VCF2PopTree: a one-click client-side software to construct population phylogeny from genome-wide SNPs
- Published
- Accepted
- Subject Areas
- Bioinformatics, Evolutionary Studies, Genetics, Genomics, Population Biology
- Keywords
- VCF, Phylogeny, UPGMA, Neighbour-Joining, MEGA and PHYLIP, Whole genome, SNP, MEGA, PHYLIP, Neighbor-joining
- Copyright
- © 2019 Subramanian et al.
- Licence
- This is an open access article distributed under the terms of the Creative Commons Attribution License, which permits unrestricted use, distribution, reproduction and adaptation in any medium and for any purpose provided that it is properly attributed. For attribution, the original author(s), title, publication source (PeerJ Preprints) and either DOI or URL of the article must be cited.
- Cite this article
- 2019. VCF2PopTree: a one-click client-side software to construct population phylogeny from genome-wide SNPs. PeerJ Preprints 7:e27682v2 https://doi.org/10.7287/peerj.preprints.27682v2
Abstract
In the past decades a number of software programs have been developed to deduce the phylogenetic relationship between populations. However, these programs are not suited for large-scale whole genome data. Recently, a few standalone or web applications have been developed to handle genome-wide data, but they were either computationally intensive, dependent on third party software or required significant time and resource of a web server. In the post-genomic era, researchers are able to obtain bioinformatically processed high-quality publication-ready whole genome data for many individuals in a population from next generation sequencing companies due to the reduction in the cost of sequencing and analysis. Such genotype data is typically presented in the Variant Call Format (VCF) and there is no simple software available that uses this data to construct the phylogeny of populations in a short time.

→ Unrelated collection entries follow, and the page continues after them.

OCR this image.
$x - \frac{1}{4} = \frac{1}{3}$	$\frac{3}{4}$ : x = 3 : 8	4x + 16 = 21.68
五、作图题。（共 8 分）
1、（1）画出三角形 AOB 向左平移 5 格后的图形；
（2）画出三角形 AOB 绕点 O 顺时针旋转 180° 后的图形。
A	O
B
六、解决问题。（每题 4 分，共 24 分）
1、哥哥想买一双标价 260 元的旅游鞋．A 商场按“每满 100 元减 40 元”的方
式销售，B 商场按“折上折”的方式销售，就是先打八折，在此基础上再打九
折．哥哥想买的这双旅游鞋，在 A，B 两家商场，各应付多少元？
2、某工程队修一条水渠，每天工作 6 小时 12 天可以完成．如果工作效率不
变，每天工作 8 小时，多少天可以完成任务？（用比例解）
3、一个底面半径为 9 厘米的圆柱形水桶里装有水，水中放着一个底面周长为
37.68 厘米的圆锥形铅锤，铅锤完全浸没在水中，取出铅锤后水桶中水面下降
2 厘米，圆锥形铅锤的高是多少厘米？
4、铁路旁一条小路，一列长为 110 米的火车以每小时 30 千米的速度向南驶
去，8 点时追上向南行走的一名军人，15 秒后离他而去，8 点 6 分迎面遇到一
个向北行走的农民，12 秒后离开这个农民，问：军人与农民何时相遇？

To address this limitation, we have developed a one-click user-friendly software, VCF2PopTree that uses gnome-wide SNPs to construct and display phylogenetic trees in seconds to minutes. For example, it reads a 1 GB VCF file and draws a tree in less than 5 minutes. VCF2PopTree accepts genotype data from a local machine, constructs a tree using UPGMA and Neighbour-Joining algorithms and displays it on a web-browser. It also produces pairwise-diversity matrix in MEGA and PHYLIP file formats as well as trees in the Newick format which could be directly used by other popular phylogenetic software programs. The software including the source code, a test VCF input file and short documentation are available at: https://github.com/sansubs/vcf2pop.
Author Comment
The source location of the software has been changed. Usage example in page 6 has been modified. One paragraph (last in page 7) has been inserted to provide justification for not using complex evolutionary models.